Should we allow Backyard Chickens?
Recently the question of keeping backyard chickens was brought up. There were many points, both pro and con, that were brought into question and I would like to take the time to address those. Some are valid, some are not. I hope that taking an honest look at these concerns will help calm your mind.
CONCERN #1: We will get bird flu if we allow pet hens.
I will be completely honest that this one caught me by surprise. My graduate work is in microbiology (with quite a bit of coursework in pathology) and the first time I heard this I just laughed. However, since then, I have actually heard it from a few other sources, indicating that there are people out there that truly believe it. The media does a great job of making a story that is titillating and sometimes that can create fears that are not rooted in truth. Here is the truth:
- There has never been a case of H5N1 in ANY neighborhood that allows pet hens.
Let’s go one step further:
- There has never been a case of H5N1 in North America
We can go even go farther than that:
- There has never been a case of H5N1 in the Western Hemisphere
The WHO (World Health Organization) started tracking H5N1 in 2003 (click here to see the map). The far majority of the cases have been in China, with the far majority of those being workers dealing with culling chickens. We have had one outbreak of highly pathogenic avian flu, but it never transferred to humans. That one case (H5N2) was in Texas on a commercial farm of 7000 chickens.
Birds do get the flu, just like humans. For it to make humans sick it has to mutate to a form that will infect us. The flu is picky and can only infect the species it is designed for. In a small, healthy, flock this will not happen. The bird that has a low pathogenic flu will get over it and be fine. In a large commercial operation there is the chance that it will mutate. It does this because every time it moves from one thing to the next there is the chance of it changing, or mutating. Each time it replicates it might mess something up and end up different. It needs a large population to infect for this to become a risk because it needs to be able to replicate over and over again (the original host will either die or fight the infection and become immune to it after that so it needs a constant supply of new hosts).

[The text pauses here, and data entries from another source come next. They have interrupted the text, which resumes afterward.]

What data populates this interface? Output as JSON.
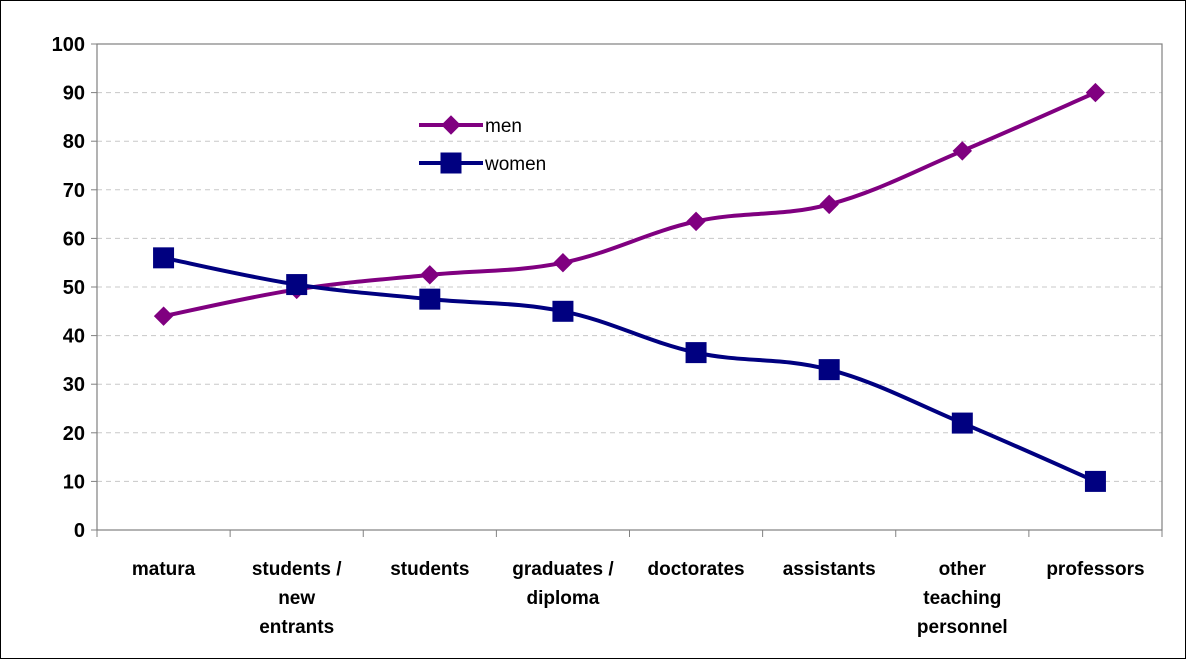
{
  "chart_data": {
    "type": "line",
    "title": "",
    "xlabel": "",
    "ylabel": "",
    "categories": [
      [
        "matura"
      ],
      [
        "students /",
        "new",
        "entrants"
      ],
      [
        "students"
      ],
      [
        "graduates /",
        "diploma"
      ],
      [
        "doctorates"
      ],
      [
        "assistants"
      ],
      [
        "other",
        "teaching",
        "personnel"
      ],
      [
        "professors"
      ]
    ],
    "series": [
      {
        "name": "men",
        "color": "#800080",
        "marker": "diamond",
        "values": [
          44,
          49.5,
          52.5,
          55,
          63.5,
          67,
          78,
          90
        ]
      },
      {
        "name": "women",
        "color": "#000080",
        "marker": "square",
        "values": [
          56,
          50.5,
          47.5,
          45,
          36.5,
          33,
          22,
          10
        ]
      }
    ],
    "ylim": [
      0,
      100
    ],
    "yticks": [
      0,
      10,
      20,
      30,
      40,
      50,
      60,
      70,
      80,
      90,
      100
    ],
    "grid": true,
    "legend_position": "upper-left-inside"
  }
}
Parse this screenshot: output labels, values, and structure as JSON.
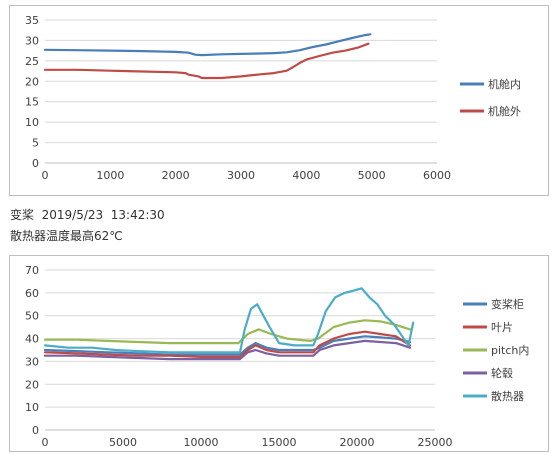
{
  "captions": {
    "line1": "变桨  2019/5/23  13:42:30",
    "line2": "散热器温度最高62℃"
  },
  "chart_data": [
    {
      "type": "line",
      "title": "",
      "xlabel": "",
      "ylabel": "",
      "xlim": [
        0,
        6000
      ],
      "ylim": [
        0,
        35
      ],
      "xticks": [
        0,
        1000,
        2000,
        3000,
        4000,
        5000,
        6000
      ],
      "yticks": [
        0,
        5,
        10,
        15,
        20,
        25,
        30,
        35
      ],
      "grid": "horizontal",
      "legend": "right",
      "series": [
        {
          "name": "机舱内",
          "color": "#4a7ebb",
          "points": [
            [
              0,
              27.7
            ],
            [
              500,
              27.6
            ],
            [
              1000,
              27.5
            ],
            [
              1500,
              27.4
            ],
            [
              2000,
              27.2
            ],
            [
              2200,
              27.0
            ],
            [
              2300,
              26.5
            ],
            [
              2400,
              26.4
            ],
            [
              2700,
              26.6
            ],
            [
              3000,
              26.7
            ],
            [
              3300,
              26.8
            ],
            [
              3500,
              26.9
            ],
            [
              3700,
              27.1
            ],
            [
              3900,
              27.6
            ],
            [
              4100,
              28.4
            ],
            [
              4300,
              29.0
            ],
            [
              4500,
              29.8
            ],
            [
              4700,
              30.6
            ],
            [
              4900,
              31.3
            ],
            [
              4980,
              31.5
            ]
          ]
        },
        {
          "name": "机舱外",
          "color": "#be4b48",
          "points": [
            [
              0,
              22.8
            ],
            [
              500,
              22.8
            ],
            [
              1000,
              22.6
            ],
            [
              1500,
              22.4
            ],
            [
              2000,
              22.2
            ],
            [
              2150,
              22.0
            ],
            [
              2200,
              21.6
            ],
            [
              2350,
              21.2
            ],
            [
              2400,
              20.8
            ],
            [
              2700,
              20.8
            ],
            [
              3000,
              21.2
            ],
            [
              3300,
              21.7
            ],
            [
              3500,
              22.0
            ],
            [
              3700,
              22.6
            ],
            [
              3800,
              23.5
            ],
            [
              3900,
              24.5
            ],
            [
              4000,
              25.3
            ],
            [
              4200,
              26.2
            ],
            [
              4400,
              27.0
            ],
            [
              4600,
              27.5
            ],
            [
              4800,
              28.3
            ],
            [
              4950,
              29.2
            ]
          ]
        }
      ]
    },
    {
      "type": "line",
      "title": "",
      "xlabel": "",
      "ylabel": "",
      "xlim": [
        0,
        25000
      ],
      "ylim": [
        0,
        70
      ],
      "xticks": [
        0,
        5000,
        10000,
        15000,
        20000,
        25000
      ],
      "yticks": [
        0,
        10,
        20,
        30,
        40,
        50,
        60,
        70
      ],
      "grid": "horizontal",
      "legend": "right",
      "series": [
        {
          "name": "变桨柜",
          "color": "#4a7ebb",
          "points": [
            [
              0,
              35
            ],
            [
              2000,
              34.5
            ],
            [
              4000,
              34
            ],
            [
              6000,
              33.5
            ],
            [
              8000,
              33
            ],
            [
              10000,
              33
            ],
            [
              12500,
              33
            ],
            [
              13000,
              36
            ],
            [
              13500,
              38
            ],
            [
              14200,
              36
            ],
            [
              15000,
              35
            ],
            [
              16000,
              35
            ],
            [
              17200,
              35
            ],
            [
              17600,
              36
            ],
            [
              18500,
              39
            ],
            [
              19500,
              40
            ],
            [
              20500,
              41
            ],
            [
              21500,
              40.5
            ],
            [
              22500,
              40
            ],
            [
              23400,
              38.5
            ]
          ]
        },
        {
          "name": "叶片",
          "color": "#be4b48",
          "points": [
            [
              0,
              34
            ],
            [
              2000,
              33.5
            ],
            [
              4000,
              33
            ],
            [
              6000,
              32.5
            ],
            [
              8000,
              32.5
            ],
            [
              10000,
              32
            ],
            [
              12500,
              32
            ],
            [
              13000,
              35
            ],
            [
              13500,
              37
            ],
            [
              14200,
              35
            ],
            [
              15000,
              34
            ],
            [
              16000,
              34
            ],
            [
              17200,
              34
            ],
            [
              17600,
              37
            ],
            [
              18500,
              40
            ],
            [
              19500,
              42
            ],
            [
              20500,
              43
            ],
            [
              21500,
              42
            ],
            [
              22500,
              41
            ],
            [
              23400,
              37
            ]
          ]
        },
        {
          "name": "pitch内",
          "color": "#98b954",
          "points": [
            [
              0,
              39.5
            ],
            [
              2000,
              39.5
            ],
            [
              4000,
              39
            ],
            [
              6000,
              38.5
            ],
            [
              8000,
              38
            ],
            [
              10000,
              38
            ],
            [
              12400,
              38
            ],
            [
              13000,
              42
            ],
            [
              13700,
              44
            ],
            [
              14500,
              42
            ],
            [
              15500,
              40
            ],
            [
              17000,
              39
            ],
            [
              17500,
              40
            ],
            [
              18500,
              45
            ],
            [
              19500,
              47
            ],
            [
              20500,
              48
            ],
            [
              21500,
              47.5
            ],
            [
              22500,
              46
            ],
            [
              23400,
              44
            ]
          ]
        },
        {
          "name": "轮毂",
          "color": "#7d60a0",
          "points": [
            [
              0,
              32.5
            ],
            [
              2000,
              32.5
            ],
            [
              4000,
              32
            ],
            [
              6000,
              31.5
            ],
            [
              8000,
              31
            ],
            [
              10000,
              31
            ],
            [
              12500,
              31
            ],
            [
              13000,
              34
            ],
            [
              13500,
              35
            ],
            [
              14200,
              33.5
            ],
            [
              15000,
              32.5
            ],
            [
              16000,
              32.5
            ],
            [
              17200,
              32.5
            ],
            [
              17600,
              35
            ],
            [
              18500,
              37
            ],
            [
              19500,
              38
            ],
            [
              20500,
              39
            ],
            [
              21500,
              38.5
            ],
            [
              22500,
              38
            ],
            [
              23400,
              36
            ]
          ]
        },
        {
          "name": "散热器",
          "color": "#4bacc6",
          "points": [
            [
              0,
              37
            ],
            [
              1500,
              36
            ],
            [
              3000,
              36
            ],
            [
              4500,
              35
            ],
            [
              6000,
              34.5
            ],
            [
              8000,
              34
            ],
            [
              10000,
              34
            ],
            [
              12500,
              34
            ],
            [
              12800,
              44
            ],
            [
              13200,
              53
            ],
            [
              13600,
              55
            ],
            [
              14000,
              50
            ],
            [
              14400,
              45
            ],
            [
              15000,
              38
            ],
            [
              16000,
              37
            ],
            [
              17200,
              37
            ],
            [
              17500,
              42
            ],
            [
              18000,
              52
            ],
            [
              18600,
              58
            ],
            [
              19200,
              60
            ],
            [
              19800,
              61
            ],
            [
              20300,
              62
            ],
            [
              20800,
              58
            ],
            [
              21300,
              55
            ],
            [
              21800,
              50
            ],
            [
              22400,
              46
            ],
            [
              23000,
              40
            ],
            [
              23300,
              37
            ],
            [
              23600,
              47
            ]
          ]
        }
      ]
    }
  ]
}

It also needs the other species to be in constant contact with means to contract the disease. That is why it usually happens in factory farm workers who are breathing in feces and dealing with dead birds on a minute by minute basis.
You can think of it this way, if your child has the flu and you clean up after they get sick you have to take precautions to not get sick yourself. There is, in fact, a good chance that you will. That flu virus is perfect for a human. If your child has the flu and your dog “cleans” it up while you are tucking your child in bed (eww!) then your dog will not get the flu. The flu virus does not know how to live in your dog. Take it one step further and make the dog’s job “cleaning up” after a group of thousands of humans living in extremely close quarters and all of a sudden this dog is being exposed to the human virus over and over again. The virus might be able to figure out how to live in that dog.
Backyard hens actually fight the chance of H5N1 because it reduces our reliance on factory farms, which, if we get it in the US, that will be where our first outbreak will occur. If you have waterfowl then keep them separate from the chickens as a precaution, but remember that we have not had an outbreak yet. Prevention, not fear.
At this point in time you have a much higher risk of contracting rabies from a neighborhood dog, or Toxoplasmosis from a neighborhood cat than H5N1 from a backyard chicken.